ENV MINIMUM_TIME_FOR_RESCRAPING=14400000
As we do not want to scrape the entire internet there is a blacklist file that can be configured. The position of that file is indicated by an environment variable:
ENV BLACKLIST_FILE="/app/sites.blacklist"
The content of this file is just URLS, for which we will check if they appear anywhere in the found links.
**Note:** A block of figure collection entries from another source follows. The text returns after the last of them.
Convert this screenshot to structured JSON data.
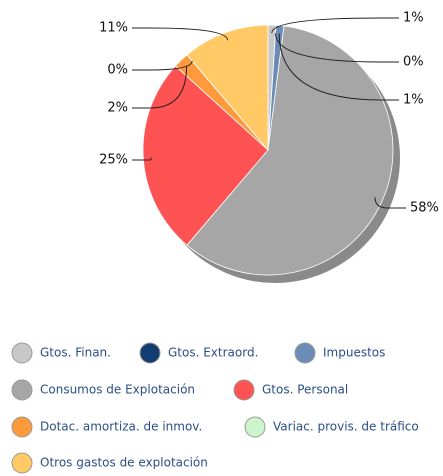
{
  "chart_data": {
    "type": "pie",
    "categories": [
      "Gtos. Finan.",
      "Gtos. Extraord.",
      "Impuestos",
      "Consumos de Explotación",
      "Gtos. Personal",
      "Dotac. amortiza. de inmov.",
      "Variac. provis. de tráfico",
      "Otros gastos de explotación"
    ],
    "values": [
      1,
      0,
      1,
      58,
      25,
      2,
      0,
      11
    ],
    "value_labels": [
      "1%",
      "0%",
      "1%",
      "58%",
      "25%",
      "2%",
      "0%",
      "11%"
    ],
    "colors": [
      "#c8c8c8",
      "#123d73",
      "#6b8db5",
      "#a6a6a6",
      "#ff5252",
      "#ff9a3c",
      "#ccf5cc",
      "#ffca66"
    ]
  }
}
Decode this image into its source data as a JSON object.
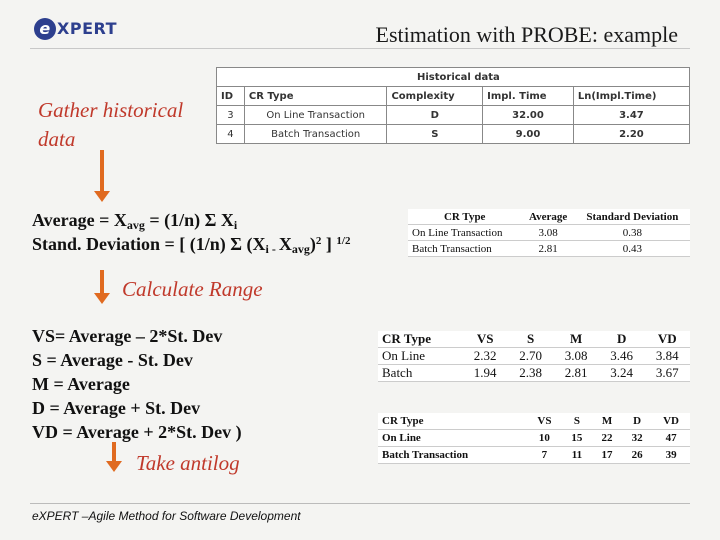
{
  "logo": {
    "letter": "e",
    "text": "XPERT"
  },
  "title": "Estimation with PROBE: example",
  "steps": {
    "gather": "Gather historical data",
    "calculate": "Calculate Range",
    "antilog": "Take antilog"
  },
  "formulas": {
    "average": {
      "pre": "Average = X",
      "sub": "avg",
      "mid": " = (1/n) Σ X",
      "sub2": "i"
    },
    "stddev": {
      "pre": "Stand. Deviation = [ (1/n) Σ (X",
      "sub": "i - ",
      "mid": "X",
      "sub2": "avg",
      "post": ")",
      "sup": "2",
      "end": " ] ",
      "sup2": "1/2"
    }
  },
  "ranges": [
    "VS= Average – 2*St. Dev",
    "S = Average - St. Dev",
    "M = Average",
    "D = Average + St. Dev",
    "VD = Average + 2*St. Dev )"
  ],
  "historical": {
    "caption": "Historical data",
    "headers": [
      "ID",
      "CR Type",
      "Complexity",
      "Impl. Time",
      "Ln(Impl.Time)"
    ],
    "rows": [
      [
        "3",
        "On Line Transaction",
        "D",
        "32.00",
        "3.47"
      ],
      [
        "4",
        "Batch Transaction",
        "S",
        "9.00",
        "2.20"
      ]
    ]
  },
  "stats": {
    "headers": [
      "CR Type",
      "Average",
      "Standard Deviation"
    ],
    "rows": [
      [
        "On Line Transaction",
        "3.08",
        "0.38"
      ],
      [
        "Batch Transaction",
        "2.81",
        "0.43"
      ]
    ]
  },
  "log_range": {
    "headers": [
      "CR Type",
      "VS",
      "S",
      "M",
      "D",
      "VD"
    ],
    "rows": [
      [
        "On Line",
        "2.32",
        "2.70",
        "3.08",
        "3.46",
        "3.84"
      ],
      [
        "Batch",
        "1.94",
        "2.38",
        "2.81",
        "3.24",
        "3.67"
      ]
    ]
  },
  "time_range": {
    "headers": [
      "CR Type",
      "VS",
      "S",
      "M",
      "D",
      "VD"
    ],
    "rows": [
      [
        "On Line",
        "10",
        "15",
        "22",
        "32",
        "47"
      ],
      [
        "Batch Transaction",
        "7",
        "11",
        "17",
        "26",
        "39"
      ]
    ]
  },
  "footer": "eXPERT –Agile Method for Software Development"
}
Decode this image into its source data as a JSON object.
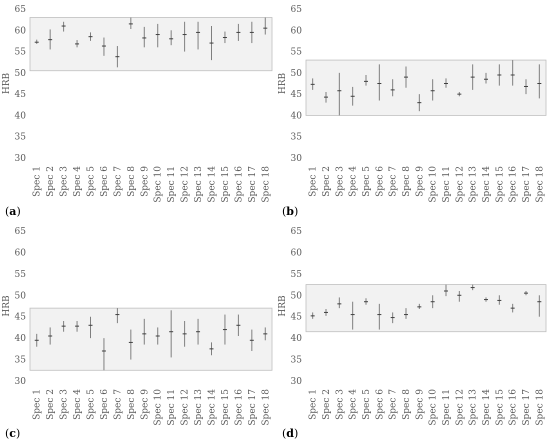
{
  "figure": {
    "y_axis_label": "HRB",
    "y_ticks": [
      30,
      35,
      40,
      45,
      50,
      55,
      60,
      65
    ],
    "categories": [
      "Spec 1",
      "Spec 2",
      "Spec 3",
      "Spec 4",
      "Spec 5",
      "Spec 6",
      "Spec 7",
      "Spec 8",
      "Spec 9",
      "Spec 10",
      "Spec 11",
      "Spec 12",
      "Spec 13",
      "Spec 14",
      "Spec 15",
      "Spec 16",
      "Spec 17",
      "Spec 18"
    ],
    "colors": {
      "whisker": "#7f7f7f",
      "box_border": "#bfbfbf",
      "box_fill": "#f2f2f2",
      "text": "#595959"
    }
  },
  "chart_data": [
    {
      "panel": "(a)",
      "type": "range",
      "ylabel": "HRB",
      "ylim": [
        30,
        65
      ],
      "band": [
        50.5,
        63
      ],
      "categories": [
        "Spec 1",
        "Spec 2",
        "Spec 3",
        "Spec 4",
        "Spec 5",
        "Spec 6",
        "Spec 7",
        "Spec 8",
        "Spec 9",
        "Spec 10",
        "Spec 11",
        "Spec 12",
        "Spec 13",
        "Spec 14",
        "Spec 15",
        "Spec 16",
        "Spec 17",
        "Spec 18"
      ],
      "mean": [
        57.2,
        57.8,
        61.0,
        56.8,
        58.5,
        56.3,
        53.8,
        61.5,
        58.2,
        59.0,
        58.0,
        59.0,
        59.5,
        57.0,
        58.3,
        59.5,
        59.5,
        60.5
      ],
      "min": [
        56.8,
        55.5,
        59.7,
        56.0,
        57.5,
        54.0,
        51.3,
        60.3,
        56.0,
        56.0,
        56.5,
        55.0,
        55.5,
        53.0,
        57.0,
        57.5,
        57.0,
        59.0
      ],
      "max": [
        57.8,
        60.2,
        62.0,
        57.7,
        59.5,
        58.3,
        56.3,
        63.0,
        60.8,
        61.5,
        60.0,
        62.0,
        62.0,
        61.0,
        59.7,
        61.5,
        62.0,
        63.0
      ]
    },
    {
      "panel": "(b)",
      "type": "range",
      "ylabel": "HRB",
      "ylim": [
        30,
        65
      ],
      "band": [
        40,
        53
      ],
      "categories": [
        "Spec 1",
        "Spec 2",
        "Spec 3",
        "Spec 4",
        "Spec 5",
        "Spec 6",
        "Spec 7",
        "Spec 8",
        "Spec 9",
        "Spec 10",
        "Spec 11",
        "Spec 12",
        "Spec 13",
        "Spec 14",
        "Spec 15",
        "Spec 16",
        "Spec 17",
        "Spec 18"
      ],
      "mean": [
        47.3,
        44.3,
        45.8,
        44.5,
        48.0,
        47.5,
        46.0,
        49.0,
        43.0,
        45.8,
        47.5,
        45.0,
        49.0,
        48.5,
        49.5,
        49.5,
        46.8,
        47.5
      ],
      "min": [
        46.0,
        43.0,
        40.0,
        42.3,
        47.0,
        43.5,
        44.5,
        46.5,
        41.0,
        43.5,
        46.5,
        44.5,
        46.0,
        47.5,
        47.0,
        47.0,
        45.0,
        44.0
      ],
      "max": [
        48.7,
        45.5,
        50.0,
        46.7,
        49.5,
        52.0,
        48.5,
        51.5,
        45.0,
        48.5,
        48.7,
        45.5,
        52.0,
        50.0,
        52.0,
        53.0,
        48.5,
        52.0
      ]
    },
    {
      "panel": "(c)",
      "type": "range",
      "ylabel": "HRB",
      "ylim": [
        30,
        65
      ],
      "band": [
        32.5,
        47
      ],
      "categories": [
        "Spec 1",
        "Spec 2",
        "Spec 3",
        "Spec 4",
        "Spec 5",
        "Spec 6",
        "Spec 7",
        "Spec 8",
        "Spec 9",
        "Spec 10",
        "Spec 11",
        "Spec 12",
        "Spec 13",
        "Spec 14",
        "Spec 15",
        "Spec 16",
        "Spec 17",
        "Spec 18"
      ],
      "mean": [
        39.5,
        40.5,
        42.8,
        42.8,
        43.0,
        37.0,
        45.5,
        39.0,
        41.0,
        40.5,
        41.5,
        41.0,
        41.5,
        37.5,
        42.0,
        43.0,
        39.5,
        41.0
      ],
      "min": [
        38.0,
        38.5,
        41.5,
        41.5,
        40.0,
        32.5,
        43.5,
        35.0,
        38.5,
        38.5,
        35.5,
        38.0,
        38.5,
        36.0,
        38.5,
        40.5,
        37.0,
        39.5
      ],
      "max": [
        41.0,
        42.5,
        44.0,
        44.0,
        45.0,
        40.0,
        47.0,
        42.0,
        44.5,
        42.5,
        46.5,
        44.0,
        44.5,
        39.0,
        45.5,
        45.5,
        42.0,
        42.5
      ]
    },
    {
      "panel": "(d)",
      "type": "range",
      "ylabel": "HRB",
      "ylim": [
        30,
        65
      ],
      "band": [
        41.5,
        52.5
      ],
      "categories": [
        "Spec 1",
        "Spec 2",
        "Spec 3",
        "Spec 4",
        "Spec 5",
        "Spec 6",
        "Spec 7",
        "Spec 8",
        "Spec 9",
        "Spec 10",
        "Spec 11",
        "Spec 12",
        "Spec 13",
        "Spec 14",
        "Spec 15",
        "Spec 16",
        "Spec 17",
        "Spec 18"
      ],
      "mean": [
        45.2,
        46.0,
        48.0,
        45.5,
        48.5,
        45.5,
        44.8,
        45.5,
        47.3,
        48.5,
        51.0,
        50.0,
        51.8,
        49.0,
        48.8,
        47.0,
        50.5,
        48.5
      ],
      "min": [
        44.5,
        45.2,
        47.0,
        42.0,
        47.8,
        42.0,
        43.5,
        44.5,
        46.8,
        47.0,
        49.8,
        48.5,
        51.2,
        48.5,
        47.8,
        46.0,
        50.0,
        45.0
      ],
      "max": [
        46.0,
        46.8,
        49.5,
        48.5,
        49.3,
        48.0,
        46.0,
        47.0,
        48.0,
        50.0,
        52.5,
        51.0,
        52.5,
        49.5,
        50.0,
        48.0,
        51.0,
        50.0
      ]
    }
  ]
}
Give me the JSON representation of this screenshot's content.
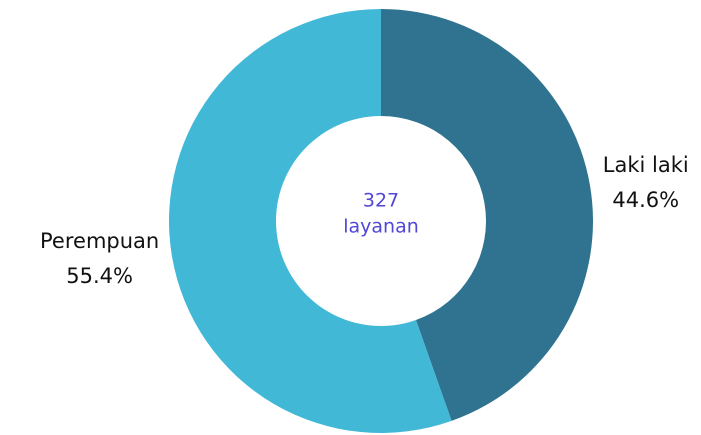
{
  "chart_data": {
    "type": "donut",
    "center_text": [
      "327",
      "layanan"
    ],
    "categories": [
      "Laki laki",
      "Perempuan"
    ],
    "values": [
      44.6,
      55.4
    ],
    "value_labels": [
      "44.6%",
      "55.4%"
    ],
    "colors": [
      "#2f7390",
      "#42b8d7"
    ],
    "center_color": "#5046d8"
  }
}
The datamodel can be changed by adjusting the scraper/SPARQL.js file. Here all the predicates are documented. To make more complex changes the queries that are being made need to be looked at. Now this file contains an object (SPARQL) that holds the representations as follows:
const SPARQL = {
PREFIXES: "PREFIX mu:<http://mu.semte.ch/vocabularies/> PREFIX muExt:<http://mu.semte.ch/vocabularies/ext/> PREFIX dct:<http://purl.org/dc/terms/> ",
TYPE_PAGE: "muExt:Page",
TYPE_DOWNLOADED_PAGE: "muExt:DownloadedPage",
PREDICATE_URL: "muExt:url",
PREDICATE_LINKSTO: "muExt:linksTo",
PREDICATE_DOWNLOADEDAS: "muExt:downloadedAs",
PREDICATE_FILENAME: "muExt:filename",
PREDICATE_MODIFIED: "muExt:modified",
PREDICATE_UUID: "mu:uuid",
RESOURCE_BASE_PAGE: "http://example.com/resources/pages/",
RESOURCE_BASE_DOWNLOADED_PAGE: "http://example.com/resources/downloaded-pages/",
query: query,
update: update
};